Başta, Kocaeli Belediyesi yayınları olmak üzere tanınmış şair ve yazarların yer aldığı kütüphaneden kitabı alan yolcular, yolculuklarını kitap okuyarak geçiriyor.
Hizmete girdiği andan itibaren yolcuların beğenisini kazanan kütüphaneli otobüsler, birçok farkli kitap ile yolculara verdiği hizmet ile, şehir içinde yolculuk yapan kişiler için bulunmaz bir fırsat sunuyor.
Ne güzel değil mi? Gideceğin yere kadar sıkılmamak için vede iyi vakit geçirmek için en  önemli bir arkadaş olarak kitap okuma imkanı.
Kocaeli Büyükşehir Belediyesi tarafından satın alınan 263 yeni otobüsün tamamında kütüphane bulunuyor. Yöneticiler tebrik ediyorum. Böylesine güzel bir hizmeti halkın yanına sunmasu bizi mutlu etti. Emeği geöen her bir yetkiliye teşekkürlerimizi sunuyoruzs.
Günümüzde kitap ve gazete okumak isteyenlerin hizmeti ayağına getiren Belediye, çok önemli bir görevi üstlenmiş durumda. Okuma alışkanlığının giderek azaldığı ve herşeyin seyrine daldığımız şu günlerde, böyle kültürel bir hizmet takdire şayan.

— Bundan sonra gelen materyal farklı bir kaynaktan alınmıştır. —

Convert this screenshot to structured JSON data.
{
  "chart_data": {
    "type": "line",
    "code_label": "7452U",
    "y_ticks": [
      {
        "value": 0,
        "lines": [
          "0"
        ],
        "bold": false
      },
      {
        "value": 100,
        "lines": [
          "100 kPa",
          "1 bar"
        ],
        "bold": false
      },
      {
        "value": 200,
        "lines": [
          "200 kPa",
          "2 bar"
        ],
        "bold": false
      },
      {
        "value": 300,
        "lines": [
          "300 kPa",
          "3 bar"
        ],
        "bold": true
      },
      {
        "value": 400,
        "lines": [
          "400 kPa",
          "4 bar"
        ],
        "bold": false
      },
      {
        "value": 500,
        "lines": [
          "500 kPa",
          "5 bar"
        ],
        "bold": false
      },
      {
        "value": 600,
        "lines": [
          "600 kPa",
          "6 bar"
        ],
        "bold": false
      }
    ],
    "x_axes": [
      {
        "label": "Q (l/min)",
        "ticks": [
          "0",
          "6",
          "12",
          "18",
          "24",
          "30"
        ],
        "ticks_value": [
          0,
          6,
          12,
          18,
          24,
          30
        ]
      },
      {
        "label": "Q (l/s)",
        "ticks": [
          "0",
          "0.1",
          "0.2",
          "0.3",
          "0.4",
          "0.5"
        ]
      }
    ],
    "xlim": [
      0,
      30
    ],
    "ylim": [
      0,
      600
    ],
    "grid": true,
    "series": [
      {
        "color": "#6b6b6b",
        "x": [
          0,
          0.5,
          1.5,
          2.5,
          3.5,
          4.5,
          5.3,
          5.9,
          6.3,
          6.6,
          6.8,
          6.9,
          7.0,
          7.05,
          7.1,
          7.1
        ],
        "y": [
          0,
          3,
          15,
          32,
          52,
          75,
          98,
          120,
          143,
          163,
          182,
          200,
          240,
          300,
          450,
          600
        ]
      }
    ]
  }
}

Okumaya üşenen bir toplum oluyoruz. Biraz da, hazır konu açılmışken öz kritik yapayım dedim. Okumayı terk ederek görsele yönelen bazı kişiler, vakit ayıramamktan şikayet edenlere, buyrun kitabı elinizin altına getiriyorlar. Bütün iş, uzanıp oradan herhangi bir kitabı alarak, gideceğin yere kadar birkaç dakika da olsa okuma yani okumadan uzaklaşmama. Bütün isteğimiz, derdimiz bu. Lütfen günde en az bir kaç sayfa kitap okuyun.
“Yok ben zaten internetten herşeyi indiriyorum” diyenlere cevabımız: Yalnız görerek olmuyor. Mutlaka bir kaç sayfa okumak gerekiyor. Ouma işini ihmal etmeyelim. Okuyan insan, geniş düşünür, olayları farklı yorumlar. Kendini farkında olmadan olağanüstü geliştirir. Denemekte fayda var. Teklif bizden, takdir sizden.
PÜF NOKTASI
Manidar konuşma
Dede-torun karşılıklı konuşmaya başlar. “Hayat nedir dedeciğim?” diye sormuştum.
Dedem: “Ezanla namaza arasıdır.” dedi. 
“-Buda ne demek! Ömür o kadar kısa mı dedeciğim?”
Dedesi tebessüm ederek: “Ne zannettin ya. Evet o kadar kısa.”
“Ama bu ezanla, bu namaz nedir bilir misin?” diye sordu.
Bilemedim. “Nedir ki?” dedim.
“-O namaz; ezansız namaz, o ezan ise namazsız ezandır.”
“-Onlarda nedir dedeciğim?” dediğimde başımı okyaşıp: “Hani geçen gece Talip amcanın bebeğinin kulağına o gün ezan okumuştuk ya... Namazsız ezan değilmiydi o ezan” dedi.
“-Ya ezansız namaz?” diye sordum. Yüzüme baktı, baktı ve;
“-Bir gün deden öldüğünde onu da öğrenirsin!” dedi.